Afin d’inscrire durablement la politique d’achat de l’État en région dans une dimension économique et de simplification pour les entreprises, plusieurs actions ont été conduites, qu’il est possible de regrouper sous deux axes principaux :

L’engagement de l’État en région au profit d’une commande publique simplifiée.

Outre la signature de la Charte de la commande publique le 8 décembre 2016, l’État en région a souhaité simplifier les conditions d’accès à la commande publique. La généralisation des marchés publics régionaux en format MPS, permettant de candidater sur la simple base d’un numéro de SIRET y contribue largement. En outre, la simplification des bordereaux de prix unitaires (BPU) et la systématisation de cadre de réponses concourent à un accès simplifié et facilité pour les PME.

Par ailleurs, le développement désormais autorisé du sourçage par la PFRA Bretagne permet, outre une sensibilisation des entreprises aux projets d’achats de l’État en Bretagne, d’identifier de nombreuses entreprises innovantes sur le territoire de la Bretagne.

En mars 2017, la PFRA Bretagne a, avec le concours de la FRB, de la CAPEB, des chambres consulaires, organisé les premières réunions départementales au cours desquelles fut présentée la programmation des achats de l’État en Bretagne (volet entretien des bâtiments).

Enfin, depuis le 1er janvier 2017, la PFRA Bretagne propose pour l’ensemble des services de l’État, le dispositif e-attestations « Dites-le nous une fois », plus simple pour les soumissionnaires en les dispensant de produire systématiquement leurs attestations fiscales ou sociales.

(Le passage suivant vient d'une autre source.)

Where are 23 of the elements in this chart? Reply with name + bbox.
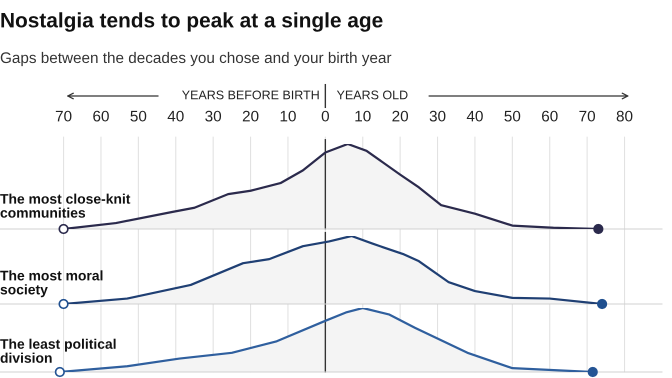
x-tick-label: 60 [542, 110, 558, 122]
x-tick-label: 60 [93, 110, 109, 122]
x-tick-label: 10 [280, 110, 296, 122]
y-axis-title: The most moral society [0, 270, 102, 298]
x-tick-label: 50 [130, 110, 146, 122]
y-axis-title: The least political division [0, 338, 116, 363]
x-tick-label: 70 [56, 110, 72, 122]
x-tick-label: 0 [322, 110, 329, 122]
x-tick-label: 10 [355, 110, 371, 122]
x-tick-label: 30 [430, 110, 446, 122]
x-tick-label: 20 [242, 110, 258, 122]
y-axis-title: The most close-knit communities [0, 194, 130, 218]
chart-subtitle: Gaps between the decades you chose and your birth year [0, 52, 392, 66]
x-tick-label: 70 [579, 110, 596, 122]
x-tick-label: 50 [504, 110, 520, 122]
x-tick-label: 40 [466, 110, 483, 122]
x-tick-label: 30 [205, 110, 222, 122]
x-tick-label: 40 [168, 110, 184, 122]
text: YEARS BEFORE BIRTH [182, 90, 319, 100]
x-tick-label: 20 [392, 110, 408, 122]
text: YEARS OLD [336, 90, 408, 100]
chart-title: Nostalgia tends to peak at a single age [1, 12, 382, 32]
x-tick-label: 80 [616, 110, 632, 122]
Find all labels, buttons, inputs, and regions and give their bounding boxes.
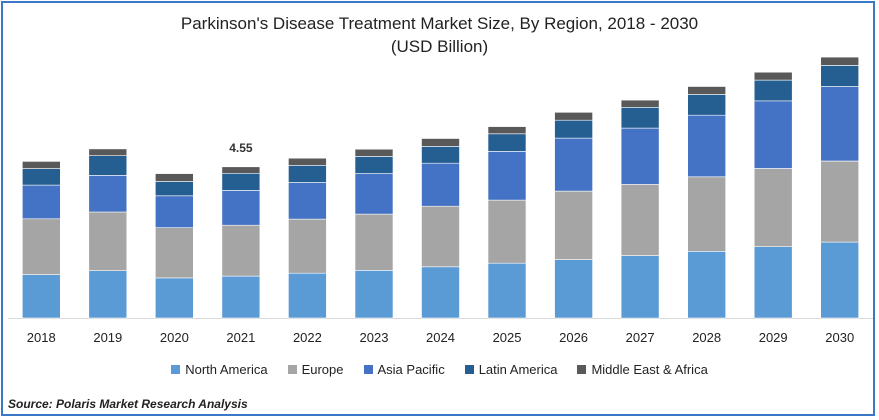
bar-segment-2021-latin-america — [221, 172, 261, 191]
bar-segment-2024-asia-pacific — [421, 162, 460, 207]
bar-segment-2024-north-america — [421, 266, 460, 319]
bar-segment-2027-middle-east-africa — [620, 99, 660, 108]
bar-segment-2026-latin-america — [554, 119, 593, 139]
bar-segment-2028-north-america — [687, 251, 727, 319]
bar-segment-2021-europe — [221, 224, 261, 277]
bar-segment-2019-latin-america — [88, 155, 128, 176]
legend-item-north-america: North America — [171, 362, 268, 377]
bar-segment-2020-latin-america — [155, 181, 194, 197]
legend-swatch — [464, 365, 474, 374]
chart-title: Parkinson's Disease Treatment Market Siz… — [180, 14, 699, 33]
bar-segment-2018-europe — [21, 218, 61, 275]
bar-segment-2020-europe — [155, 227, 194, 279]
bar-segment-2027-north-america — [620, 255, 660, 319]
bar-segment-2022-north-america — [288, 272, 327, 319]
legend-item-middle-east-africa: Middle East & Africa — [577, 362, 708, 377]
source-note: Source: Polaris Market Research Analysis — [8, 397, 248, 411]
bar-segment-2020-asia-pacific — [155, 195, 194, 229]
x-tick-label-2025: 2025 — [493, 330, 522, 345]
x-tick-label-2027: 2027 — [626, 330, 655, 345]
bar-segment-2021-north-america — [221, 275, 261, 319]
bar-segment-2024-middle-east-africa — [421, 138, 460, 147]
bar-segment-2023-middle-east-africa — [354, 148, 394, 157]
legend-swatch — [577, 365, 587, 374]
bar-segment-2026-north-america — [554, 259, 593, 319]
legend-item-europe: Europe — [287, 362, 344, 377]
bar-segment-2025-north-america — [487, 262, 527, 319]
legend-label: North America — [185, 362, 268, 377]
bar-segment-2028-middle-east-africa — [687, 86, 727, 95]
bar-segment-2027-latin-america — [620, 107, 660, 129]
legend-item-latin-america: Latin America — [464, 362, 558, 377]
bar-segment-2018-asia-pacific — [21, 184, 61, 220]
bar-segment-2023-asia-pacific — [354, 173, 394, 215]
bar-segment-2020-north-america — [155, 277, 194, 319]
bar-segment-2030-asia-pacific — [820, 86, 860, 162]
bar-segment-2021-asia-pacific — [221, 190, 261, 226]
legend-swatch — [171, 365, 181, 374]
bar-segment-2026-europe — [554, 190, 593, 260]
bar-segment-2019-asia-pacific — [88, 175, 128, 213]
bar-segment-2029-middle-east-africa — [753, 71, 793, 81]
bar-segment-2021-middle-east-africa — [221, 166, 261, 174]
data-label-2021: 4.55 — [229, 141, 253, 155]
bar-segment-2030-north-america — [820, 241, 860, 319]
bar-segment-2022-middle-east-africa — [288, 157, 327, 166]
chart-subtitle: (USD Billion) — [390, 37, 489, 56]
bar-segment-2030-middle-east-africa — [820, 56, 860, 66]
bar-segment-2023-north-america — [354, 269, 394, 319]
bar-segment-2026-asia-pacific — [554, 137, 593, 192]
bar-segment-2019-middle-east-africa — [88, 148, 128, 156]
bar-segment-2020-middle-east-africa — [155, 173, 194, 182]
x-tick-label-2020: 2020 — [160, 330, 189, 345]
bar-segment-2018-latin-america — [21, 168, 61, 186]
x-tick-label-2028: 2028 — [692, 330, 721, 345]
bar-segment-2025-asia-pacific — [487, 151, 527, 201]
x-tick-label-2029: 2029 — [759, 330, 788, 345]
bar-segment-2028-asia-pacific — [687, 114, 727, 178]
bar-segment-2026-middle-east-africa — [554, 112, 593, 121]
chart-legend: North America Europe Asia Pacific Latin Ame… — [0, 362, 879, 377]
bar-segment-2030-latin-america — [820, 65, 860, 87]
legend-label: Middle East & Africa — [591, 362, 708, 377]
x-tick-label-2018: 2018 — [27, 330, 56, 345]
bar-segment-2028-latin-america — [687, 94, 727, 116]
bar-segment-2024-europe — [421, 205, 460, 268]
legend-swatch — [363, 365, 373, 374]
bar-segment-2030-europe — [820, 160, 860, 243]
bar-segment-2023-latin-america — [354, 156, 394, 174]
bar-segment-2029-latin-america — [753, 79, 793, 102]
legend-label: Asia Pacific — [377, 362, 445, 377]
bar-segment-2019-north-america — [88, 270, 128, 319]
legend-item-asia-pacific: Asia Pacific — [363, 362, 445, 377]
bar-segment-2029-asia-pacific — [753, 100, 793, 169]
bar-segment-2025-latin-america — [487, 133, 527, 152]
bar-segment-2023-europe — [354, 213, 394, 271]
bar-segment-2018-middle-east-africa — [21, 161, 61, 169]
x-tick-label-2023: 2023 — [360, 330, 389, 345]
x-tick-label-2024: 2024 — [426, 330, 455, 345]
bar-segment-2018-north-america — [21, 274, 61, 319]
legend-label: Latin America — [478, 362, 558, 377]
legend-label: Europe — [301, 362, 344, 377]
bar-segment-2029-europe — [753, 168, 793, 248]
x-tick-label-2019: 2019 — [93, 330, 122, 345]
bar-segment-2019-europe — [88, 211, 128, 271]
bar-segment-2022-asia-pacific — [288, 182, 327, 220]
bar-segment-2027-europe — [620, 184, 660, 256]
bar-segment-2022-europe — [288, 218, 327, 274]
legend-swatch — [287, 365, 297, 374]
x-tick-label-2021: 2021 — [226, 330, 255, 345]
x-tick-label-2022: 2022 — [293, 330, 322, 345]
bar-segment-2025-middle-east-africa — [487, 126, 527, 135]
bar-segment-2025-europe — [487, 199, 527, 264]
bar-segment-2028-europe — [687, 176, 727, 252]
bar-segment-2024-latin-america — [421, 146, 460, 164]
bar-segment-2022-latin-america — [288, 165, 327, 183]
bar-segment-2029-north-america — [753, 246, 793, 319]
x-tick-label-2030: 2030 — [825, 330, 854, 345]
bar-segment-2027-asia-pacific — [620, 127, 660, 185]
x-tick-label-2026: 2026 — [559, 330, 588, 345]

L’engagement de l’État en région pour un achat public modernisé

Les délais de paiement constituent le plus souvent un frein pour les PME. Le délai moyen de paiement pour les acheteurs publics était de 20 jours en 2016, (18,6 jours pour l’État). Différentes actions de sensibilisation à l’utilisation de la facturation électronique auprès des entreprises permettent aujourd’hui un paiement dématérialisé dans un délai d’environ 12 jours.

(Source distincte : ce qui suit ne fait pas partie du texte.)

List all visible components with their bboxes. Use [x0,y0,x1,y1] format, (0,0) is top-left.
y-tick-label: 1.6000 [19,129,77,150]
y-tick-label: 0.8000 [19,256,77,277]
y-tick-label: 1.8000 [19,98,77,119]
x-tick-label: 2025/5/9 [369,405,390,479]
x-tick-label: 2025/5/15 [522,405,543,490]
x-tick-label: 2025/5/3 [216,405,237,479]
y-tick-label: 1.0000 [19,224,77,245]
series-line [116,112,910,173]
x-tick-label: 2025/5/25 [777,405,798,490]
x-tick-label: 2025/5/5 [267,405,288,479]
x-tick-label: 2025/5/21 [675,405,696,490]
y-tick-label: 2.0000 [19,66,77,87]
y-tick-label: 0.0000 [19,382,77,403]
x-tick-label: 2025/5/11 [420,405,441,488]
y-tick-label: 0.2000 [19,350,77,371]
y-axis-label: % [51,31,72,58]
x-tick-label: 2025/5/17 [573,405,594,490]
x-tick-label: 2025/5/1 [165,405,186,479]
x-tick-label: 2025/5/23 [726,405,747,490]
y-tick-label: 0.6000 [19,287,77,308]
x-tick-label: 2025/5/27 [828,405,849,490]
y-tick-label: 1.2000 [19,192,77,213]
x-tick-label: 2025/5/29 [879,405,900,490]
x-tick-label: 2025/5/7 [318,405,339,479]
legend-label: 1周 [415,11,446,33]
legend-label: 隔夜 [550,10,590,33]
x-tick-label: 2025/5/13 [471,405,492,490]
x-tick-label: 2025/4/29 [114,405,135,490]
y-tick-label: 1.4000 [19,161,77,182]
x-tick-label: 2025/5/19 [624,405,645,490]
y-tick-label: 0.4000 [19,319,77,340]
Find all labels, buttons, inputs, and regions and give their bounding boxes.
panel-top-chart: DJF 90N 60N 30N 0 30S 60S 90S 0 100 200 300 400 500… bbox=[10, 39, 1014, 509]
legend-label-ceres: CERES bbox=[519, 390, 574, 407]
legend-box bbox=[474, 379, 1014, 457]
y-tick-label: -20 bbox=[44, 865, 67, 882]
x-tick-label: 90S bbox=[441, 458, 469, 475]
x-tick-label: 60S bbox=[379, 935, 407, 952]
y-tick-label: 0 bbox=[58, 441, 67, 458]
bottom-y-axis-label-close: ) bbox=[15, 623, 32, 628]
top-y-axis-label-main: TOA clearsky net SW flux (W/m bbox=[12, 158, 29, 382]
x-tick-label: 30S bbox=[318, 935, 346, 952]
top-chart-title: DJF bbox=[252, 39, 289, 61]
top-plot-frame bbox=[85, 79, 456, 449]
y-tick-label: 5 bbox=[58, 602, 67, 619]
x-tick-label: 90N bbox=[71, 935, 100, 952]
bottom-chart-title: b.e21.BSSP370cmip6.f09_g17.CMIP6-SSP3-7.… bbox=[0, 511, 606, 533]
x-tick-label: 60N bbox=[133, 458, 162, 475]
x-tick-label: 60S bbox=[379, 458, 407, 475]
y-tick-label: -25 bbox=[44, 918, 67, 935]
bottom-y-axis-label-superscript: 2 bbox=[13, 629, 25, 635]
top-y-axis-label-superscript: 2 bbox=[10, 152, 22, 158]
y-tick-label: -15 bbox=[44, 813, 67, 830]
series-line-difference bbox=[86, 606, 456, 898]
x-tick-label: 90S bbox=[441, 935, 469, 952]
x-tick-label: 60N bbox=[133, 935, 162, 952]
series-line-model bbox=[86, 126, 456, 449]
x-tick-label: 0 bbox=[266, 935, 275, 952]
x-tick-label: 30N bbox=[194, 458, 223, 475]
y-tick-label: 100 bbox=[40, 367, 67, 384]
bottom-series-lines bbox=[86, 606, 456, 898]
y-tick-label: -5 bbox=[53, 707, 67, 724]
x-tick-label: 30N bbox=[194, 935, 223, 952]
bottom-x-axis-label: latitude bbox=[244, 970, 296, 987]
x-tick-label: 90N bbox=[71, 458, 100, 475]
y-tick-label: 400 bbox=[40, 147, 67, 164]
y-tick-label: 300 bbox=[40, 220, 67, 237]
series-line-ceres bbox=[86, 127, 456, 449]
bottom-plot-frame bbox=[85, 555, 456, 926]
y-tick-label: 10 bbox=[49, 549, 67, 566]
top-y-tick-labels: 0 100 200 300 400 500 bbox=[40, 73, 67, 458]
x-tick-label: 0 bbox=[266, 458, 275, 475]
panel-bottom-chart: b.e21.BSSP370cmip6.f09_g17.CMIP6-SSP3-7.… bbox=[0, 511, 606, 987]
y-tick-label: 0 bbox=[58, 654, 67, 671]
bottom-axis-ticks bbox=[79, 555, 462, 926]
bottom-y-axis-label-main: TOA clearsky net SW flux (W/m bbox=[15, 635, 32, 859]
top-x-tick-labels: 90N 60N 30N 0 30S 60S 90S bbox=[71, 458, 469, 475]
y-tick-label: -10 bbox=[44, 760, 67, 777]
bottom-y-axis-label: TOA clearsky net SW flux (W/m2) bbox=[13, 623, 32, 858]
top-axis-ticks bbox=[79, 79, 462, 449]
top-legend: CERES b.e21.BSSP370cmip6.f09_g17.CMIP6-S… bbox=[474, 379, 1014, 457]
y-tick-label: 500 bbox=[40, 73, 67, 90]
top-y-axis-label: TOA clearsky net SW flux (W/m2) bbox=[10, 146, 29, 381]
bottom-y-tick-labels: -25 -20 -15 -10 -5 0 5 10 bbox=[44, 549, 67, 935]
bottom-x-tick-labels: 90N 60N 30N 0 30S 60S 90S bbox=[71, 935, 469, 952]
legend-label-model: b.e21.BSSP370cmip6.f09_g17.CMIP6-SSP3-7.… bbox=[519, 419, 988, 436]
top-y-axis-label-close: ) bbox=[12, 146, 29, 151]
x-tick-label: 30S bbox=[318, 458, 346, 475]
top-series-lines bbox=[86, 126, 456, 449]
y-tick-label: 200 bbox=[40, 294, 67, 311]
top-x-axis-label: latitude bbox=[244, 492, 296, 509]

A l’initiative du SGAR Bretagne, l’organisation de rencontres régulières entre acheteurs publics et opérateurs économiques offre l’occasion pour l’État de présenter sa politique d’achat dans un objectif de dématérialisation totale au 1er octobre 2018. A ce titre, la constitution d’un observatoire régional de la commande publique en lien avec le conseil régional et la DGFIP est le signe d’une transformation numérique de la commande publique, au profit des entreprises du territoire.